The link between Vyavaharika and Paramartika
Chandran, Nanda (NBC)
Nanda.Chandran at NBC.COM
Wed Apr 29 13:40:24 CDT 1998
We've been discussing on the nature of the Self for more than two weeks
now and I've been coming up with incoherent arguments without a clear
understanding of what I'm not clear about!
Fifteen minutes outside on a beautiful day like today with a printout of
Rama's post, helped to clear my thoughtsand my doubts - to some extent.
Let me try to state clearly my understanding and my doubts :
Brahman is Eternal. Brahman is the Absolute. Hence Brahman is incapable
of change and action.
The standard theory is that 'I' get influenced by the mind and the
senses, which doesn't allow me to realize my true nature. So this 'I'
cannot be the Brahman, which is Eternal and Absolute and incapable of
being influenced.
The further theory is that this 'I' is a composite entity. It's made up
of the mind, the senses, the Ego and the Consciousness. OK, Meditation,
self-observation and logic does prove that the mind and the senses are
apart from the "I". That leaves the Ego and the Conciousness.
Ego is generally defined as the "I" in the doer. It has been my
practical experience that "I" am able to be in a state without the sense
of the doer. So is this the Consciousness? But why can't "I" who can
have a sense of doership change into a state without a sense of
doership? Inshort why can't the entity we define as the Ego itself
transform into a sense of non-doership? So how far is it justified in
trying to have two seperate entities - the Ego and the Conciousness.

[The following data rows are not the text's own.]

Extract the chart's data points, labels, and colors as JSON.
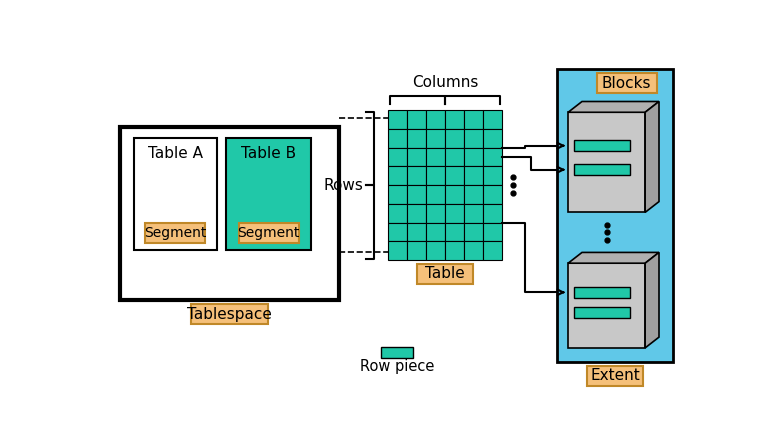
{
  "bg_color": "#ffffff",
  "teal": "#20C8A8",
  "orange_fill": "#F5C07A",
  "orange_edge": "#C08828",
  "gray_fill": "#C8C8C8",
  "gray_side": "#A0A0A0",
  "gray_top": "#B0B0B0",
  "blue_extent": "#60C8E8",
  "black": "#000000",
  "white": "#ffffff",
  "label_tablespace": "Tablespace",
  "label_table_a": "Table A",
  "label_table_b": "Table B",
  "label_segment": "Segment",
  "label_table": "Table",
  "label_columns": "Columns",
  "label_rows": "Rows",
  "label_blocks": "Blocks",
  "label_extent": "Extent",
  "label_row_piece": "Row piece"
}
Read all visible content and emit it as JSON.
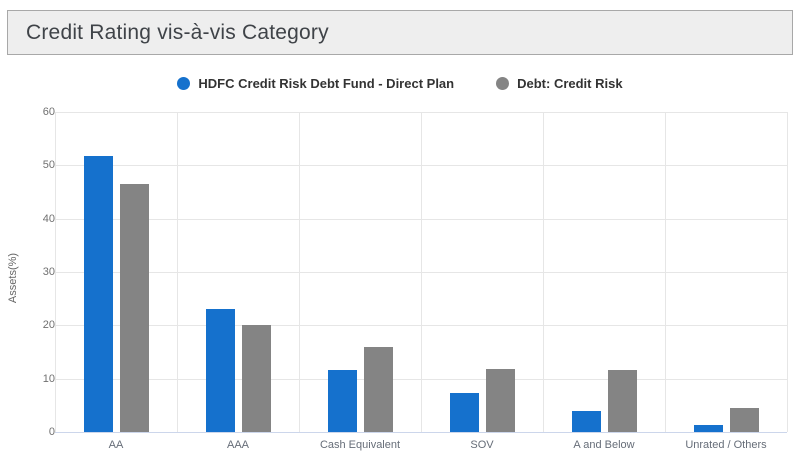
{
  "title": "Credit Rating vis-à-vis Category",
  "colors": {
    "series_blue": "#1571cd",
    "series_gray": "#848484",
    "gridline": "#e6e6e6",
    "axis_line": "#ccd6eb",
    "panel_bg": "#eeeeee",
    "panel_border": "#a8a8a8",
    "title_text": "#3f4348",
    "legend_text": "#333333",
    "tick_text": "#707070"
  },
  "chart_data": {
    "type": "bar",
    "title": "Credit Rating vis-à-vis Category",
    "categories": [
      "AA",
      "AAA",
      "Cash Equivalent",
      "SOV",
      "A and Below",
      "Unrated / Others"
    ],
    "series": [
      {
        "name": "HDFC Credit Risk Debt Fund - Direct Plan",
        "color": "#1571cd",
        "values": [
          51.7,
          23.0,
          11.6,
          7.4,
          3.9,
          1.4
        ]
      },
      {
        "name": "Debt: Credit Risk",
        "color": "#848484",
        "values": [
          46.5,
          20.0,
          15.9,
          11.8,
          11.6,
          4.6
        ]
      }
    ],
    "xlabel": "",
    "ylabel": "Assets(%)",
    "ylim": [
      0,
      60
    ],
    "ytick_step": 10,
    "yticks": [
      0,
      10,
      20,
      30,
      40,
      50,
      60
    ],
    "grid": true,
    "legend_position": "top-center"
  }
}
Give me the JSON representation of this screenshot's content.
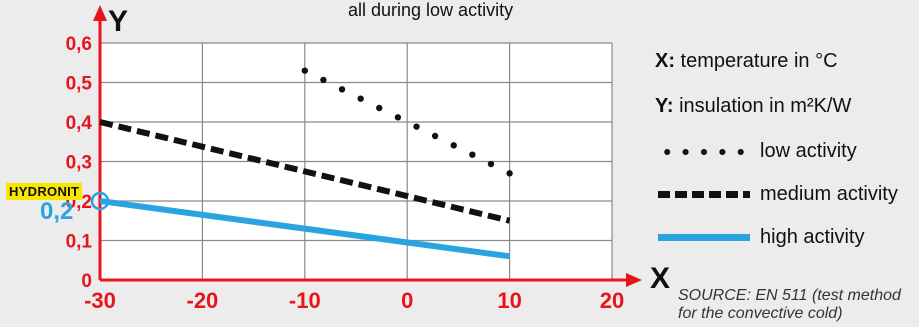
{
  "chart_data": {
    "type": "line",
    "title": "all during low activity",
    "xlabel": "X",
    "ylabel": "Y",
    "xlim": [
      -30,
      20
    ],
    "ylim": [
      0,
      0.6
    ],
    "x_ticks": [
      "-30",
      "-20",
      "-10",
      "0",
      "10",
      "20"
    ],
    "y_ticks": [
      "0",
      "0,1",
      "0,2",
      "0,3",
      "0,4",
      "0,5",
      "0,6"
    ],
    "grid": true,
    "legend_position": "right",
    "series": [
      {
        "name": "low activity",
        "style": "dotted",
        "color": "#111111",
        "x": [
          -10,
          10
        ],
        "y": [
          0.53,
          0.27
        ]
      },
      {
        "name": "medium activity",
        "style": "dashed",
        "color": "#111111",
        "x": [
          -30,
          10
        ],
        "y": [
          0.4,
          0.15
        ]
      },
      {
        "name": "high activity",
        "style": "solid",
        "color": "#2aa4e1",
        "x": [
          -30,
          10
        ],
        "y": [
          0.2,
          0.06
        ]
      }
    ],
    "annotation": {
      "label": "HYDRONIT",
      "value": "0,2",
      "x": -30,
      "y": 0.2,
      "label_color": "#f7e600",
      "value_color": "#2aa4e1"
    },
    "legend_notes": [
      {
        "key": "X:",
        "text": " temperature in °C"
      },
      {
        "key": "Y:",
        "text": " insulation in m²K/W"
      }
    ],
    "source": "SOURCE: EN 511 (test method for the convective cold)"
  },
  "colors": {
    "axis": "#e8141c",
    "grid": "#8a8a8a",
    "plot_bg": "#ffffff",
    "page_bg": "#ececec"
  }
}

And if the Conciousness is infact the Ego without a sense of doership,
it still cannot be Eternal and Absolute, as it's being influenced by the
mind, the senses and there by it's transformation as the Ego.
The Conciouness that we have is said to be the reflection of the Self.
But the Self is defined as being incapable of action - so how can it
cause a reflection?
As I stated in my mail earlier today, if indeed all that we experience
in the Vyavaharika level is Maya - then Maya is all encompassing. So
even the Conciousness is only in the realm of Maya. I'm unable to
understand how anything Eternal and Absolute can exist in me in the
realm of Maya? If it indeed does exist I cannot understand a connection
between it and "I".
It's stated that in the Paramartika level it's Non-Dual. There is only
an experience of being "One".
So how can the link be made to the Vyavaharika, where the everything is
an illusion and the Paramartika, where there's only Non-Duality?
The crux of my whole argument lies in the question as to how "I", who am
Eternal and Absolute, can exist in the realm of Maya?